Des découvertes récentes de fosses communes ou de restes de martyrs dans les maquis montrent que l’histoire de 1962 n’est pas close, mais toujours en cours.
Le livre donne la parole aux « Chercheurs d’os », aux réfugiés, aux anciens combattants, aux familles endeuillées. Ces voix longtemps marginalisées trouvent enfin un espace d’écoute et de reconnaissance. Dans un contexte où les récits officiels sont souvent figés, cette approche sensible et plurielle résonne avec les nouvelles générations en quête d’une histoire plus incarnée.
Une œuvre profondément humaine
Les défis de 1962 — reconstruction, formation, justice sociale — font écho aux enjeux contemporains en Algérie et ailleurs. Le livre permet de comprendre les racines de certaines tensions actuelles, mais aussi les espoirs qui ont fondé le pays. Il interroge aussi la manière dont les États postcoloniaux ont tenu leurs promesses, notamment en matière d’éducation, de dignité et de mémoire. Loin des récits manichéens, Rahal tisse une fresque faite de nuances, d’ombres et de silences. Elle questionne les mémoires blessées et invite à écouter ce que l’historiographie classique tait souvent. C’est un livre émouvant, exigeant et lumineux, qui mérite d’être lu, partagé et discuté.
Malika Rahal, historienne, chargée de recherche au CNRS, est spécialiste de l'histoire contemporaine de l'Algérie. Elle dirige, depuis 2022, l'Institut d'histoire du temps présent (IHTP). Elle est l'auteure de plusieurs ouvrages, notamment d'une biographie d'Ali Boumendjel, avocat et militant nationaliste assassiné en 1957 (Belles Lettres, 2011 ; réed. poche : La Découverte, 2022).
Le livre Algérie 1962, une histoire populaire est paru en janvier 2022 aux éditions La Découverte à Paris et Barzakh à Alger. Il a rapidement été salué comme une œuvre majeure et a reçu le Grand prix des Rendez-vous de l’Histoire de Blois la même année.

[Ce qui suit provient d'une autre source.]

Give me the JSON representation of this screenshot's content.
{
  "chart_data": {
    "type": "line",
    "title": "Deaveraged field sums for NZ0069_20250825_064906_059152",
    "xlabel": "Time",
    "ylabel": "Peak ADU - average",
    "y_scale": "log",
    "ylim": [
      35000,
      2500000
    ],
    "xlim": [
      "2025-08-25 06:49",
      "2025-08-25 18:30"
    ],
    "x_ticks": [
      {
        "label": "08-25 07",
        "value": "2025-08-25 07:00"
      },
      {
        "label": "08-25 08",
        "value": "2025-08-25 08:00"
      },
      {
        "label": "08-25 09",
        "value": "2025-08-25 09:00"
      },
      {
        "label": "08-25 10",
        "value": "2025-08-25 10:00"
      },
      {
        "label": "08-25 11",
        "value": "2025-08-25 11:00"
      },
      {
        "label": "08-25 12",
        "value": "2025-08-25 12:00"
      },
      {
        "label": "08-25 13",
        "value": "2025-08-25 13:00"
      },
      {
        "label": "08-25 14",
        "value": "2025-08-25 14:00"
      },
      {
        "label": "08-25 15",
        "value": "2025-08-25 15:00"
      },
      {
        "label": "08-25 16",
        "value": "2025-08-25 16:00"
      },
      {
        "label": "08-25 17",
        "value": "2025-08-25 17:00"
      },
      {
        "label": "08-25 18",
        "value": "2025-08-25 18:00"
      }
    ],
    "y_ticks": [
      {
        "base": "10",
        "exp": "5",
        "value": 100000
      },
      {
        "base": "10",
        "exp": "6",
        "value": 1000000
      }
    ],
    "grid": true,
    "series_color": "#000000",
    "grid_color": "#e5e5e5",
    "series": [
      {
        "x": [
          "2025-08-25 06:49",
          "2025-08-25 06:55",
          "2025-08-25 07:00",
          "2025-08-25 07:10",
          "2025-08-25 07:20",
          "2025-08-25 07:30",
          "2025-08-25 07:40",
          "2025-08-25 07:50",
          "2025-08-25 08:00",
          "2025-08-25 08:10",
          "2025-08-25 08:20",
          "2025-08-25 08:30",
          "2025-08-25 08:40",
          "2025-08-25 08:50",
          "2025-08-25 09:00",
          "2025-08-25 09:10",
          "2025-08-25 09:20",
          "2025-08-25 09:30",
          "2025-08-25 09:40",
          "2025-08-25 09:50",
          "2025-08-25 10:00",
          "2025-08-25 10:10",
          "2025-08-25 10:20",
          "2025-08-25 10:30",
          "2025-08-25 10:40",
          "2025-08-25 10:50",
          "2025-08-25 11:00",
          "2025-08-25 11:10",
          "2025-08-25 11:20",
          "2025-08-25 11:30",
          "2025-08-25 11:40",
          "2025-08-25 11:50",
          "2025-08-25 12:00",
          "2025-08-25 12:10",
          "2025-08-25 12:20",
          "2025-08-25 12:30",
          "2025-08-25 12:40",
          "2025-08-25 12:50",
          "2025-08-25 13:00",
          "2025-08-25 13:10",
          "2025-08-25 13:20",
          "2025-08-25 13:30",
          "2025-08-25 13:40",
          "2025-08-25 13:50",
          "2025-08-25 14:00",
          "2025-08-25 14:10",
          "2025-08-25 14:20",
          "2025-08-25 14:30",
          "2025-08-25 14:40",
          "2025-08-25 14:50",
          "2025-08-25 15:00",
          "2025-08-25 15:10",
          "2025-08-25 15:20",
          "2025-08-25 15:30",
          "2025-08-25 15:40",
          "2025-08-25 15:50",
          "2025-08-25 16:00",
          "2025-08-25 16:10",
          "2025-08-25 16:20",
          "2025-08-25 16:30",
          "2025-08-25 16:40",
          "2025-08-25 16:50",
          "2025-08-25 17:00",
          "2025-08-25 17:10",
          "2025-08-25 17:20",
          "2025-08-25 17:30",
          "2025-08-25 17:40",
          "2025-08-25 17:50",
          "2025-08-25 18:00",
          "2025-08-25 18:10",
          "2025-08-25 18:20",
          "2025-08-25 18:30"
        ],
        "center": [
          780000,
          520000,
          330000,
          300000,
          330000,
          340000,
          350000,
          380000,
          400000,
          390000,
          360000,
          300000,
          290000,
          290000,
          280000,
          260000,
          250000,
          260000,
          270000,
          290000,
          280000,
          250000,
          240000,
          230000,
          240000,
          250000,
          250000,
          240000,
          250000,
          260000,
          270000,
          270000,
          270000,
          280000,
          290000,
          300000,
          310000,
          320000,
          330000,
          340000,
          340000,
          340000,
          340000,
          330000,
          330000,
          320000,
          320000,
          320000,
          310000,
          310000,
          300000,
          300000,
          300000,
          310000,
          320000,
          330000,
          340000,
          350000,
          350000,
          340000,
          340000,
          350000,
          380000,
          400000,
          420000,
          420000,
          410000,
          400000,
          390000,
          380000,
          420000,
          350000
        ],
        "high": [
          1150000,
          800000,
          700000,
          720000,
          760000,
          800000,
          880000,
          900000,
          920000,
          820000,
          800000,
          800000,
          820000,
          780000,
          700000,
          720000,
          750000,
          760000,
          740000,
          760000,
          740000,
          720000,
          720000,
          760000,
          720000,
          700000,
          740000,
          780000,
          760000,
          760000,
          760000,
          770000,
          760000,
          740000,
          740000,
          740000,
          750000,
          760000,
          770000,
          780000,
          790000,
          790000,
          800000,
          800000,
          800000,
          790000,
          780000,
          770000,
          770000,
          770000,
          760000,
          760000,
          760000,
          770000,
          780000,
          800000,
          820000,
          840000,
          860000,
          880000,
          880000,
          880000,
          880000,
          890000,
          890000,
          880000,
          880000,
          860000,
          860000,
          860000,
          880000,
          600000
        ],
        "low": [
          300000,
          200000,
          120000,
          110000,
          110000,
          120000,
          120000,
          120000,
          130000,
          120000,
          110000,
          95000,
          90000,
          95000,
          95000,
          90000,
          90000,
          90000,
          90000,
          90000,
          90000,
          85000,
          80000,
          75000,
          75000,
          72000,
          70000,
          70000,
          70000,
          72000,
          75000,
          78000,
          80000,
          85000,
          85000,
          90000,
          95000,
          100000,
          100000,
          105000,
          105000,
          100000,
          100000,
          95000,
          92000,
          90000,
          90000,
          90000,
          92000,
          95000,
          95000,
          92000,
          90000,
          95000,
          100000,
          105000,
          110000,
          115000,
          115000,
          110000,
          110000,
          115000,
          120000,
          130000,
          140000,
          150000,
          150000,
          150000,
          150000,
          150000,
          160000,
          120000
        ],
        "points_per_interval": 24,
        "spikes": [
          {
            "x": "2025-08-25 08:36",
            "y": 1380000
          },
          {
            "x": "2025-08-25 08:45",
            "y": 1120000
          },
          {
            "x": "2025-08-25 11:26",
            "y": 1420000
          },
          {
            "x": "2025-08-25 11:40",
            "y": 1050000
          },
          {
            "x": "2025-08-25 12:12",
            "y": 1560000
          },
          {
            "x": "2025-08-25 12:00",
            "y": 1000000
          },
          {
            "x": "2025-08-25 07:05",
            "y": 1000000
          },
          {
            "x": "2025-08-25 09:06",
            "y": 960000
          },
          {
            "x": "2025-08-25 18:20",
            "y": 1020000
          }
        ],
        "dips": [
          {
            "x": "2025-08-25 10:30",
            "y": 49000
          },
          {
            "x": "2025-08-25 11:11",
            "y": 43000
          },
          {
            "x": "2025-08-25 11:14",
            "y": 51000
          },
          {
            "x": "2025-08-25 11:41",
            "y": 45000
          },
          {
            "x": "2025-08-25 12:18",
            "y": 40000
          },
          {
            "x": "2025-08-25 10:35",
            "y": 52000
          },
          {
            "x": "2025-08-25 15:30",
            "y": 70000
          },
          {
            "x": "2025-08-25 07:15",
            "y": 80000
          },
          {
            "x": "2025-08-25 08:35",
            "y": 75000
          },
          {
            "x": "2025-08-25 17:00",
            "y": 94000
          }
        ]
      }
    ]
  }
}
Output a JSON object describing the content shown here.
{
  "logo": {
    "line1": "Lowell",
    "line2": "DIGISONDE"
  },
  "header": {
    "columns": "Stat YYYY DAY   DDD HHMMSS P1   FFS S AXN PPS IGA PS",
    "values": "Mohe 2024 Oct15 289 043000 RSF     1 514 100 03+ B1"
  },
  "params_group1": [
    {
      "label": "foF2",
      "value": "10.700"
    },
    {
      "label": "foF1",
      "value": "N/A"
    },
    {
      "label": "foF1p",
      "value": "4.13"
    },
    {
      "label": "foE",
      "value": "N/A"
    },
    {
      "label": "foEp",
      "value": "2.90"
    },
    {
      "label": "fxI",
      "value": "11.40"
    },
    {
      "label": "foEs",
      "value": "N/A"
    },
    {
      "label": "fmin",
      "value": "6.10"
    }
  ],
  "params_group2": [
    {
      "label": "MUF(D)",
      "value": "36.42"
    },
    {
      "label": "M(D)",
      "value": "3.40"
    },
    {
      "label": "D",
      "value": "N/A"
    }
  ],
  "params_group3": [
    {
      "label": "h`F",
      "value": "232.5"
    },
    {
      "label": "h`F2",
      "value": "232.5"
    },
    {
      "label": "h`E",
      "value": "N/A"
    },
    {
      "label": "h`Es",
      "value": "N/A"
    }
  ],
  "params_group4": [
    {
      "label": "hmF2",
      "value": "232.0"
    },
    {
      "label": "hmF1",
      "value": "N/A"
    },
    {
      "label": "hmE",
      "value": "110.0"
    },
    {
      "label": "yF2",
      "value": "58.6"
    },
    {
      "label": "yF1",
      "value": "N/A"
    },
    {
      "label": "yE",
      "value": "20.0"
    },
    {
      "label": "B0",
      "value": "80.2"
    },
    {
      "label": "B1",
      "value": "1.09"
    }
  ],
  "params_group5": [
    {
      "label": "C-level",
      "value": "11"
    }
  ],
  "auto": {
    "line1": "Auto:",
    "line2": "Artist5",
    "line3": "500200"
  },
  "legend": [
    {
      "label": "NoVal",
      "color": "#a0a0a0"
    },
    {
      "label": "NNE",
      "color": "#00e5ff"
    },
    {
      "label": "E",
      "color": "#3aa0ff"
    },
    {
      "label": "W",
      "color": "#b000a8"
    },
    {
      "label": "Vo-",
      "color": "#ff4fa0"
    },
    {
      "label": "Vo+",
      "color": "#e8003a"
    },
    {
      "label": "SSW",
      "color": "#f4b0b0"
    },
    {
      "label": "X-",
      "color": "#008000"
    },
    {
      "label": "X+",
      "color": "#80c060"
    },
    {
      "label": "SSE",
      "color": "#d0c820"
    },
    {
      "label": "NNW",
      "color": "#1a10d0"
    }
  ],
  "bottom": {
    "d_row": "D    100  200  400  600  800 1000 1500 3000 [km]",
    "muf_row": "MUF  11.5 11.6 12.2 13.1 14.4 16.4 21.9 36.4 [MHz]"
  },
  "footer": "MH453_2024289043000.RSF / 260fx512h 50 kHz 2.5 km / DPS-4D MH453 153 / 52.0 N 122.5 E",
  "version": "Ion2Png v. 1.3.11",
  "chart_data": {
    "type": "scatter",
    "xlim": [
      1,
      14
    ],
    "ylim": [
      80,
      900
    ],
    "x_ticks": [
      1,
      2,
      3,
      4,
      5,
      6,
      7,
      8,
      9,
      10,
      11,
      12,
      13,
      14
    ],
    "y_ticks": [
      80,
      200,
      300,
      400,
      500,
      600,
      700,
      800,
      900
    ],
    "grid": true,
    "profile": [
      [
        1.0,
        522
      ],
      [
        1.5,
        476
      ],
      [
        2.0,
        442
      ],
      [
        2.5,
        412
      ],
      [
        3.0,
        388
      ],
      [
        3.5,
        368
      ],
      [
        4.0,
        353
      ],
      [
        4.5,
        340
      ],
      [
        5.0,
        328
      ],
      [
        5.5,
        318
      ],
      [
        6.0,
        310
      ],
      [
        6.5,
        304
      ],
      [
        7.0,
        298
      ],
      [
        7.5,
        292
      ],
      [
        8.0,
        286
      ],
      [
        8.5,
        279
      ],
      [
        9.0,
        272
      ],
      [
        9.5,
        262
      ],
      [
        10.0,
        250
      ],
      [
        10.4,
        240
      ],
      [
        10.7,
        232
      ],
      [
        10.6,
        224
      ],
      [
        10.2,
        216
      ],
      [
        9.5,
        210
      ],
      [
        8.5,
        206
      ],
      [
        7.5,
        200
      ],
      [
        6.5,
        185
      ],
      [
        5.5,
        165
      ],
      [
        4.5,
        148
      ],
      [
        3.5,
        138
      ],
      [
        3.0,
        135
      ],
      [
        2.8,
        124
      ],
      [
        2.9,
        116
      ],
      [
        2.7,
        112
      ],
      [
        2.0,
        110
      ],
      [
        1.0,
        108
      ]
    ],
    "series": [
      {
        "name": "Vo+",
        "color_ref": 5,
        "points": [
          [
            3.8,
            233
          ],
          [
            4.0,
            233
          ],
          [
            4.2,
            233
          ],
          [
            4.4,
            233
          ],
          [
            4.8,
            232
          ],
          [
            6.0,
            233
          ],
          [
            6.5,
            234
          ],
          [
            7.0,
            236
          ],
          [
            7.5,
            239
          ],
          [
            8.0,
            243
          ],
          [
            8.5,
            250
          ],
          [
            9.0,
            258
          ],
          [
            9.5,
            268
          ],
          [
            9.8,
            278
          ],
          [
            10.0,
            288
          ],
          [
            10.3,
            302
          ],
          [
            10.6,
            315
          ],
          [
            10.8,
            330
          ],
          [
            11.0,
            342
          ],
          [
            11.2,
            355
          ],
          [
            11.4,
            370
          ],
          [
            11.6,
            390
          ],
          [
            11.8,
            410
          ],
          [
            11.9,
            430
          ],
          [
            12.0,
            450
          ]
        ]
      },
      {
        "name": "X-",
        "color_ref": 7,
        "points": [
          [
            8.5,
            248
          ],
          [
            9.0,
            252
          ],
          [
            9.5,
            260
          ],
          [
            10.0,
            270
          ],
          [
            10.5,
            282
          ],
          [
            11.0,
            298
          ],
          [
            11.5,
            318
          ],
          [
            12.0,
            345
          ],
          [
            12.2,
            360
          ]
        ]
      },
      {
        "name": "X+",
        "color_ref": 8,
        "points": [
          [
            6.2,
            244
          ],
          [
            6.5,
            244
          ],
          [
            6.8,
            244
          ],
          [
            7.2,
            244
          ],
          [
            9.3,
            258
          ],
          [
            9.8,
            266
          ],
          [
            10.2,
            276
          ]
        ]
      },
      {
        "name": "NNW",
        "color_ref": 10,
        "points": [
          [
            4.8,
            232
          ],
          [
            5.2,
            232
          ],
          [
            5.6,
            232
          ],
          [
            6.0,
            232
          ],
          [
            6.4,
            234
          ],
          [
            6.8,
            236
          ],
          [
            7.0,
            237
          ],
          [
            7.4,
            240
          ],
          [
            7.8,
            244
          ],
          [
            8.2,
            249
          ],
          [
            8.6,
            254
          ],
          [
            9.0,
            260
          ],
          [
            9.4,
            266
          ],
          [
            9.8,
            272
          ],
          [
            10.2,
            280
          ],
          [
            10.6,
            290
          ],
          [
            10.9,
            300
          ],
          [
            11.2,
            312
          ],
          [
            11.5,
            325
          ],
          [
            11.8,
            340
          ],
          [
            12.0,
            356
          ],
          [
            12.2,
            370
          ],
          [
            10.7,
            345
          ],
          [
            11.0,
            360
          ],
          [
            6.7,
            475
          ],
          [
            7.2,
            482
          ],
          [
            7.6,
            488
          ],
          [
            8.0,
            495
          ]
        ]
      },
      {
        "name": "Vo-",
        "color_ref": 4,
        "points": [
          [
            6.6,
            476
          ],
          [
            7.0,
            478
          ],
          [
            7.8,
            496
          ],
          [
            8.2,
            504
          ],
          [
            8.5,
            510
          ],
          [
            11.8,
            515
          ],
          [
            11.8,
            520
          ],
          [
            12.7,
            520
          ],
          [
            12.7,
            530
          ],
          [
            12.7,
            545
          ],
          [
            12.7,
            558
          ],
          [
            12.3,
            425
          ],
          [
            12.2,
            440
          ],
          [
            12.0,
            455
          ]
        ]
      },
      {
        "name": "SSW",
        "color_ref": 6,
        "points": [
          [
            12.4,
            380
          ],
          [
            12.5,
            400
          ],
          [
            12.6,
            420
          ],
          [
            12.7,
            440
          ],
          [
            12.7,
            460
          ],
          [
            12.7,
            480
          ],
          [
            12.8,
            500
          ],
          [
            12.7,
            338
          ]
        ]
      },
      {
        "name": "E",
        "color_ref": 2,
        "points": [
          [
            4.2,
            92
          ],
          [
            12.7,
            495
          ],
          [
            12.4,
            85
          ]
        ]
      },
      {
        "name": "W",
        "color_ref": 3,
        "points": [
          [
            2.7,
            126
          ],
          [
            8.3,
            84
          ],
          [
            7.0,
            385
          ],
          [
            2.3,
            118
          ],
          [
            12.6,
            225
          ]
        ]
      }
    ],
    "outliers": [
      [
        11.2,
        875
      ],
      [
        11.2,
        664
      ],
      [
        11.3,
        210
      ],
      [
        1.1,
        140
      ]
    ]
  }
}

Le livre refait surface aujourd’hui parce qu’il répond à une soif de mémoire et de vérité qui reste vive, plus de soixante ans après l’indépendance.
En somme, Algérie 1962 revient sur le devant de la scène parce qu’il parle du passé pour mieux comprendre le présent, et parce qu’il donne enfin toute sa place à une mémoire populaire trop longtemps ignorée.